Apr 08, 2021

Same process, same address space Spectre attacks were never resolved on any high-performance (OoO, speculating) CPUs. AFAICT, this attack just adds to the pile of known, and mountain of unknown, vectors.

Far from making AMD look bad, this attack actually makes AMD look good. Consider the limitations:

> The PSF is limited to training about store/load dependencies within the same context. A context is defined by the current values of CPL, ASID, PCID, CR3, and SMM status. Training only occurs if both the store and load execute in the same context. Any time that any piece of the context state changes (e.g. system call) existing training information is flushed.
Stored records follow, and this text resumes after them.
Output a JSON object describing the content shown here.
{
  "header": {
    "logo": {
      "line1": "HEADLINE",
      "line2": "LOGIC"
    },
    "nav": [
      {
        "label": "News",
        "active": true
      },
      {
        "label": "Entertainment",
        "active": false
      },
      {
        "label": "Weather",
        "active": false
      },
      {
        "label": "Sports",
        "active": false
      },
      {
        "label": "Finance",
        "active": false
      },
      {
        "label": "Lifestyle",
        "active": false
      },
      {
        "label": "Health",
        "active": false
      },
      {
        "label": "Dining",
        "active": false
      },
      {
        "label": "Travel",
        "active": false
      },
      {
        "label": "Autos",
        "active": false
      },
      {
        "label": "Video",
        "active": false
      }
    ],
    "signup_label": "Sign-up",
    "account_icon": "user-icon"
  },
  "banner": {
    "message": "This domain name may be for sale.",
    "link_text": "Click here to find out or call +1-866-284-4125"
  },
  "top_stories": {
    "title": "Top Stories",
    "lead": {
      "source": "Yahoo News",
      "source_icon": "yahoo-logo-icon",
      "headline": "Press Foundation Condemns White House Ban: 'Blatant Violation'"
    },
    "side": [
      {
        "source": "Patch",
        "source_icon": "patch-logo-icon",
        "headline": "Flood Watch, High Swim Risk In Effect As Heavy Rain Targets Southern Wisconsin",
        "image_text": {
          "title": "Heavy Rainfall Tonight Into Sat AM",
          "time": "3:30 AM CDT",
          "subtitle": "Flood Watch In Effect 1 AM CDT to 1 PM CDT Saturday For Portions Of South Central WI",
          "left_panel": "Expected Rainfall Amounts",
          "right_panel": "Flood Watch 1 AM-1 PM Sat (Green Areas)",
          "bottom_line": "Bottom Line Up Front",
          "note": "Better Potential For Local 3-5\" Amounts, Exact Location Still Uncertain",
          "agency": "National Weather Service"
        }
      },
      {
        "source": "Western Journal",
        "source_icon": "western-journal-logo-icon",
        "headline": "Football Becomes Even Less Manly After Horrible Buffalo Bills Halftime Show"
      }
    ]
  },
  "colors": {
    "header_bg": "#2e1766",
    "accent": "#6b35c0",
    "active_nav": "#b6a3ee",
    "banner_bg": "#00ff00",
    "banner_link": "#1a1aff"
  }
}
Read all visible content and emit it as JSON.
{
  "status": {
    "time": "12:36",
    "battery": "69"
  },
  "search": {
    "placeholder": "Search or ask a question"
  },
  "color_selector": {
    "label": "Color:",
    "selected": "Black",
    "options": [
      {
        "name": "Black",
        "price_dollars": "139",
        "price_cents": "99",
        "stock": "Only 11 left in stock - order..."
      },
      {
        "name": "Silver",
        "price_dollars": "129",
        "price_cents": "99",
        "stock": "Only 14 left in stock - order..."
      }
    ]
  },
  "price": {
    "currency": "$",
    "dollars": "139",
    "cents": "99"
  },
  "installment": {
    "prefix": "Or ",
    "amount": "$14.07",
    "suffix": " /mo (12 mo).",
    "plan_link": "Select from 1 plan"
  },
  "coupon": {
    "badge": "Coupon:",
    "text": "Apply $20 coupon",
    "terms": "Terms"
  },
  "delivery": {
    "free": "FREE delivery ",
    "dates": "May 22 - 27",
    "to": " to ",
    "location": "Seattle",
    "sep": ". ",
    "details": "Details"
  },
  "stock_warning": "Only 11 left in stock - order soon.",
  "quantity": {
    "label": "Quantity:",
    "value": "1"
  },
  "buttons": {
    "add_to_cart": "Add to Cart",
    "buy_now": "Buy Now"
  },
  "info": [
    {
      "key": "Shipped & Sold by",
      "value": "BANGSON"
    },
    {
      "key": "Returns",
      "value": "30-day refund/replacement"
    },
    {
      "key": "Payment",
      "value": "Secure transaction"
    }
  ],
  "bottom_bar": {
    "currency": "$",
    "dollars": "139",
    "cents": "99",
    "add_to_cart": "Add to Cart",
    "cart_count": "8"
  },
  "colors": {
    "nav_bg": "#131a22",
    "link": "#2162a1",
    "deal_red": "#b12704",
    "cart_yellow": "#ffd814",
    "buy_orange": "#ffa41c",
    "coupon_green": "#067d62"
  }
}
In particular, this flushing occurs on all far control transfers which includes all CPL changes, system call and return, interrupt/exceptions, SMM entry/exit, and VM entry/exit.

> Note that the PSF predictor is partitioned amongst SMT threads so the activity of one SMT thread does not influence the PSF predictions of the sibling thread.

Source: https://www.amd.com/system/files/documents/security-analysis...

It doesn't even implicate SMT, which means AMD's engineers have actually upped their game. (AMD had some SMT issues before, though fewer than Intel.) It's possible that the vector was created knowingly with the calculus that dependable in-process side-channel avoidance isn't viable (not just because of performance, but because of sheer risk of mistakes); and then they put all their effort into ensuring the new speculation wasn't exploitable across security boundaries. Which was the only reasonable thing to expect both before and after Spectre, anyhow.